Why? Because they configure and contextualize the disorder and because society partly generates them, in addition to having a causal effect on their interaction with the person who suffers from it.
As stated by Francisco Traver Torras, Head of the Mental Health Area of the Castellón Provincial Hospital Consortium, “ societies determine the qualities of psychological disorders and, in addition, they cause psychological disorders, if only because the label psychological disorder belongs to to modernity ”.
An example of hyper-reflexivity: sadness
This concept is a bit complex and not always easy to understand. To understand it a little better, Francisco Traver proposes an example with sadness.
According to him, both pathological sadness and “normal” sadness are adaptive. What happens is that normal sadness is functional and pathological is dysfunctional.
Both types of sadness arise to solve problems and to be able to adapt in moments of adversity and collapse of the affective world. But with pathological sadness something paradoxical happens; This becomes the object of the patient’s focused attention or, what is the same, the person begins to observe himself (he is the subject of his observation).
And we could extrapolate this example to other types of emotions, following with hyperreflexivity as the basis for psychological disorders or as the basis for certain dysfunctional emotions.
How does hyperreflexivity arrive?
Traver continues his explanation regarding sadness. He argues that when this mentioned pathological sadness occurs (and recurrently), a loop is formed through which the person tries to “get rid of” that representation loaded with unpleasant emotions.
The noise of these negative emotions becomes audible and the emptiness becomes a corporeal experience, somewhat robotic and supposedly directed by an external artifact. What happens then?

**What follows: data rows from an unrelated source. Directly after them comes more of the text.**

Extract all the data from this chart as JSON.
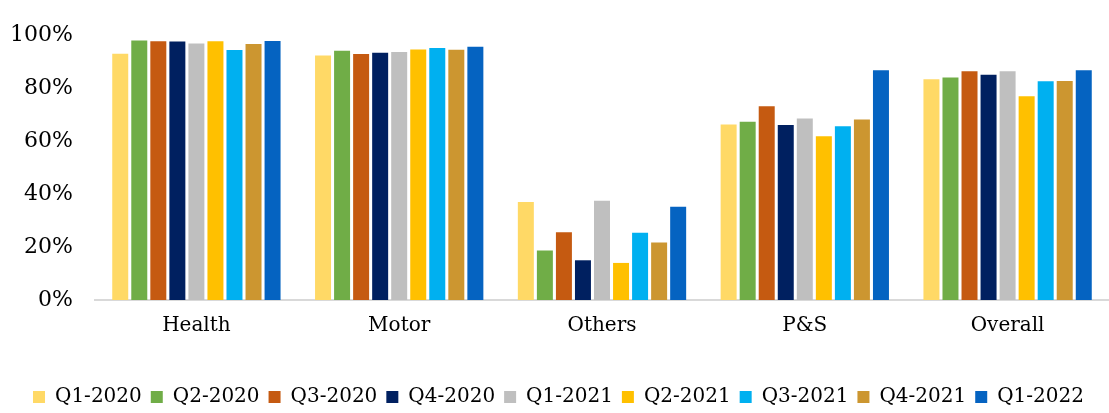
{
  "chart_data": {
    "type": "bar",
    "categories": [
      "Health",
      "Motor",
      "Others",
      "P&S",
      "Overall"
    ],
    "series": [
      {
        "name": "Q1-2020",
        "color": "#ffd966",
        "values": [
          93.0,
          92.3,
          37.0,
          66.3,
          83.4
        ]
      },
      {
        "name": "Q2-2020",
        "color": "#70ad47",
        "values": [
          98.0,
          94.1,
          18.7,
          67.3,
          84.0
        ]
      },
      {
        "name": "Q3-2020",
        "color": "#c55a11",
        "values": [
          97.7,
          92.9,
          25.6,
          73.2,
          86.4
        ]
      },
      {
        "name": "Q4-2020",
        "color": "#002060",
        "values": [
          97.6,
          93.4,
          15.0,
          66.1,
          85.1
        ]
      },
      {
        "name": "Q1-2021",
        "color": "#bfbfbf",
        "values": [
          96.9,
          93.7,
          37.5,
          68.5,
          86.4
        ]
      },
      {
        "name": "Q2-2021",
        "color": "#ffc000",
        "values": [
          97.7,
          94.6,
          14.0,
          61.8,
          76.9
        ]
      },
      {
        "name": "Q3-2021",
        "color": "#00b0f0",
        "values": [
          94.4,
          95.2,
          25.4,
          65.6,
          82.6
        ]
      },
      {
        "name": "Q4-2021",
        "color": "#cc9630",
        "values": [
          96.7,
          94.5,
          21.7,
          68.2,
          82.7
        ]
      },
      {
        "name": "Q1-2022",
        "color": "#0563c1",
        "values": [
          97.8,
          95.6,
          35.2,
          86.8,
          86.8
        ]
      }
    ],
    "ylim": [
      0,
      100
    ],
    "yticks": [
      {
        "value": 0,
        "label": "0%"
      },
      {
        "value": 20,
        "label": "20%"
      },
      {
        "value": 40,
        "label": "40%"
      },
      {
        "value": 60,
        "label": "60%"
      },
      {
        "value": 80,
        "label": "80%"
      },
      {
        "value": 100,
        "label": "100%"
      }
    ],
    "legend": "bottom"
  }
}
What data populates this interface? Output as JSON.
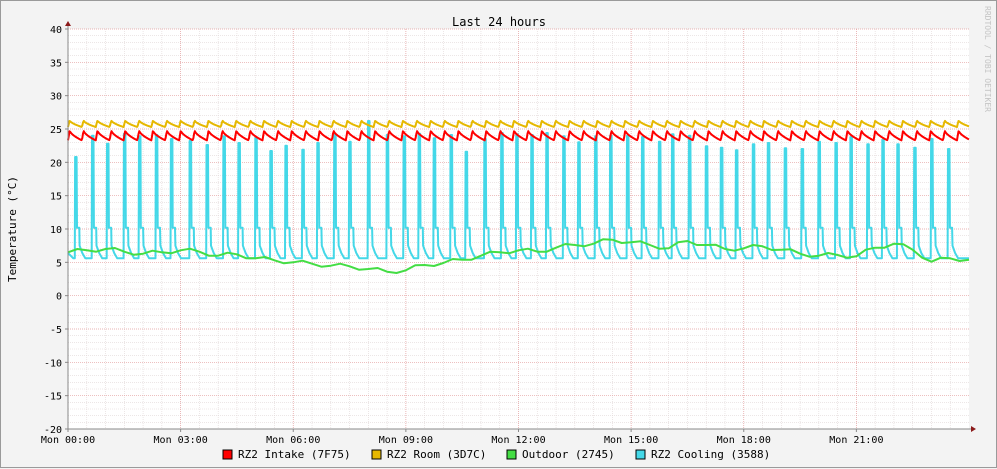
{
  "watermark": "RRDTOOL / TOBI OETIKER",
  "colors": {
    "background": "#f3f3f3",
    "canvas": "#ffffff",
    "grid_minor": "#e0d6d6",
    "grid_major": "#e29a9a",
    "axis": "#888888",
    "arrow": "#8b1a1a"
  },
  "chart_data": {
    "type": "line",
    "title": "Last 24 hours",
    "xlabel": "",
    "ylabel": "Temperature (°C)",
    "xlim": [
      0,
      24
    ],
    "ylim": [
      -20,
      40
    ],
    "x_tick_labels": [
      "Mon 00:00",
      "Mon 03:00",
      "Mon 06:00",
      "Mon 09:00",
      "Mon 12:00",
      "Mon 15:00",
      "Mon 18:00",
      "Mon 21:00"
    ],
    "y_ticks": [
      -20,
      -15,
      -10,
      -5,
      0,
      5,
      10,
      15,
      20,
      25,
      30,
      35,
      40
    ],
    "grid": true,
    "legend_position": "bottom",
    "series": [
      {
        "name": "RZ2 Intake (7F75)",
        "color": "#ff0000",
        "pattern": "sawtooth",
        "cycle_hours": 0.37,
        "low": 23.3,
        "high": 24.8
      },
      {
        "name": "RZ2 Room (3D7C)",
        "color": "#e6b800",
        "pattern": "sawtooth",
        "cycle_hours": 0.37,
        "low": 25.3,
        "high": 26.3
      },
      {
        "name": "Outdoor (2745)",
        "color": "#44dd44",
        "pattern": "curve",
        "x": [
          0,
          0.5,
          1,
          1.5,
          2,
          2.5,
          3,
          3.5,
          4,
          4.5,
          5,
          5.5,
          6,
          6.5,
          7,
          7.5,
          8,
          8.5,
          9,
          9.5,
          10,
          10.5,
          11,
          11.5,
          12,
          12.5,
          13,
          13.5,
          14,
          14.5,
          15,
          15.5,
          16,
          16.5,
          17,
          17.5,
          18,
          18.5,
          19,
          19.5,
          20,
          20.5,
          21,
          21.5,
          22,
          22.5,
          23,
          23.5,
          24
        ],
        "values": [
          6.5,
          6.8,
          7.0,
          6.6,
          6.3,
          6.5,
          6.8,
          6.6,
          6.0,
          6.2,
          5.6,
          5.3,
          5.0,
          4.8,
          4.5,
          4.4,
          4.0,
          3.6,
          3.8,
          4.6,
          4.9,
          5.4,
          6.0,
          6.5,
          6.8,
          6.6,
          7.2,
          7.6,
          7.8,
          8.4,
          8.0,
          7.6,
          7.1,
          8.2,
          7.6,
          7.0,
          7.1,
          7.4,
          6.9,
          6.3,
          6.0,
          6.1,
          5.9,
          7.2,
          7.8,
          6.9,
          5.1,
          5.6,
          5.4
        ]
      },
      {
        "name": "RZ2 Cooling (3588)",
        "color": "#44d8e8",
        "pattern": "spikes",
        "baseline": 5.6,
        "spike_times": [
          0.2,
          0.65,
          1.05,
          1.5,
          1.9,
          2.35,
          2.75,
          3.25,
          3.7,
          4.15,
          4.55,
          5.0,
          5.4,
          5.8,
          6.25,
          6.65,
          7.1,
          7.5,
          8.0,
          8.5,
          8.95,
          9.35,
          9.75,
          10.2,
          10.6,
          11.1,
          11.55,
          11.95,
          12.35,
          12.75,
          13.2,
          13.6,
          14.05,
          14.45,
          14.9,
          15.3,
          15.75,
          16.1,
          16.55,
          17.0,
          17.4,
          17.8,
          18.25,
          18.65,
          19.1,
          19.55,
          20.0,
          20.45,
          20.85,
          21.3,
          21.7,
          22.1,
          22.55,
          23.0,
          23.45
        ],
        "spike_peaks": [
          20.8,
          24.0,
          22.8,
          24.3,
          23.9,
          24.1,
          23.5,
          23.2,
          22.6,
          23.9,
          22.9,
          23.7,
          21.7,
          22.5,
          21.9,
          22.9,
          24.3,
          23.1,
          26.2,
          24.1,
          23.9,
          24.3,
          23.6,
          24.1,
          21.6,
          23.5,
          24.4,
          24.2,
          24.1,
          24.4,
          23.9,
          23.0,
          23.9,
          24.0,
          24.0,
          23.8,
          23.1,
          24.2,
          24.0,
          22.4,
          22.2,
          21.8,
          22.7,
          22.9,
          22.1,
          22.0,
          23.1,
          22.9,
          23.8,
          22.7,
          23.4,
          22.7,
          22.2,
          23.5,
          22.0
        ]
      }
    ]
  }
}
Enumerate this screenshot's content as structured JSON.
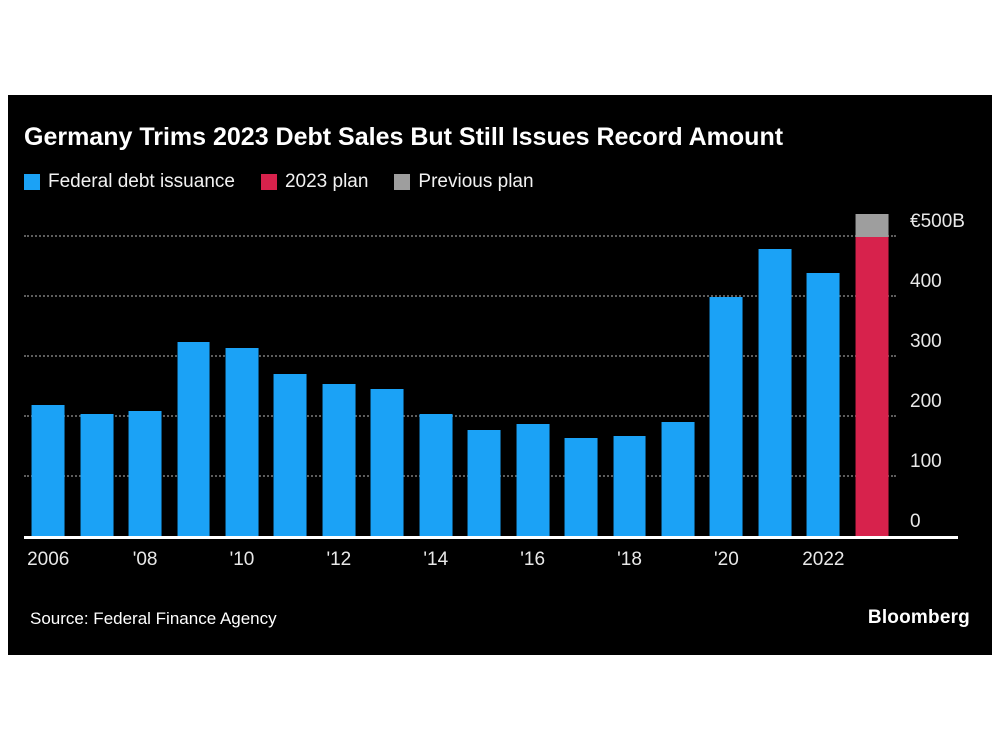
{
  "title": "Germany Trims 2023 Debt Sales But Still Issues Record Amount",
  "legend": {
    "items": [
      {
        "label": "Federal debt issuance",
        "color": "#1ba2f6"
      },
      {
        "label": "2023 plan",
        "color": "#d7224c"
      },
      {
        "label": "Previous plan",
        "color": "#9e9e9e"
      }
    ]
  },
  "footer": {
    "source": "Source: Federal Finance Agency",
    "brand": "Bloomberg"
  },
  "colors": {
    "page_background": "#ffffff",
    "panel_background": "#000000",
    "text": "#ffffff",
    "gridline": "#5d5d5d",
    "baseline": "#ffffff"
  },
  "chart_data": {
    "type": "bar",
    "title": "Germany Trims 2023 Debt Sales But Still Issues Record Amount",
    "unit": "billion EUR",
    "ylim": [
      0,
      550
    ],
    "grid": "dotted horizontal",
    "legend_position": "top-left",
    "categories": [
      "2006",
      "2007",
      "2008",
      "2009",
      "2010",
      "2011",
      "2012",
      "2013",
      "2014",
      "2015",
      "2016",
      "2017",
      "2018",
      "2019",
      "2020",
      "2021",
      "2022",
      "2023"
    ],
    "series": [
      {
        "name": "Federal debt issuance",
        "color": "#1ba2f6",
        "values": [
          220,
          205,
          210,
          325,
          315,
          272,
          255,
          247,
          205,
          178,
          188,
          165,
          168,
          192,
          400,
          480,
          440,
          0
        ]
      },
      {
        "name": "2023 plan",
        "color": "#d7224c",
        "values": [
          0,
          0,
          0,
          0,
          0,
          0,
          0,
          0,
          0,
          0,
          0,
          0,
          0,
          0,
          0,
          0,
          0,
          500
        ]
      },
      {
        "name": "Previous plan",
        "color": "#9e9e9e",
        "values": [
          0,
          0,
          0,
          0,
          0,
          0,
          0,
          0,
          0,
          0,
          0,
          0,
          0,
          0,
          0,
          0,
          0,
          39
        ]
      }
    ],
    "previous_plan_total": 539,
    "stacking_note": "2023 bar is stacked: red = 2023 plan (500), gray cap = remainder of previous plan up to 539",
    "yticks": [
      {
        "value": 0,
        "label": "0"
      },
      {
        "value": 100,
        "label": "100"
      },
      {
        "value": 200,
        "label": "200"
      },
      {
        "value": 300,
        "label": "300"
      },
      {
        "value": 400,
        "label": "400"
      },
      {
        "value": 500,
        "label": "€500B"
      }
    ],
    "x_tick_labels": [
      {
        "index": 0,
        "label": "2006"
      },
      {
        "index": 2,
        "label": "'08"
      },
      {
        "index": 4,
        "label": "'10"
      },
      {
        "index": 6,
        "label": "'12"
      },
      {
        "index": 8,
        "label": "'14"
      },
      {
        "index": 10,
        "label": "'16"
      },
      {
        "index": 12,
        "label": "'18"
      },
      {
        "index": 14,
        "label": "'20"
      },
      {
        "index": 16,
        "label": "2022"
      }
    ]
  }
}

That the person tries to understand, focusing on their own experience, placing it at the center of their concerns. Then comes the hyper-reflexivity, that “me” that occupies everything, which can end up leading to a psychological disorder.
The concept of hyper-reflexivity is not easy to understand. However, in this article we have made some brushstrokes of its meaning, very generic, so that it can be understood why some psychological theories place it as a necessary condition when suffering from a mental disorder.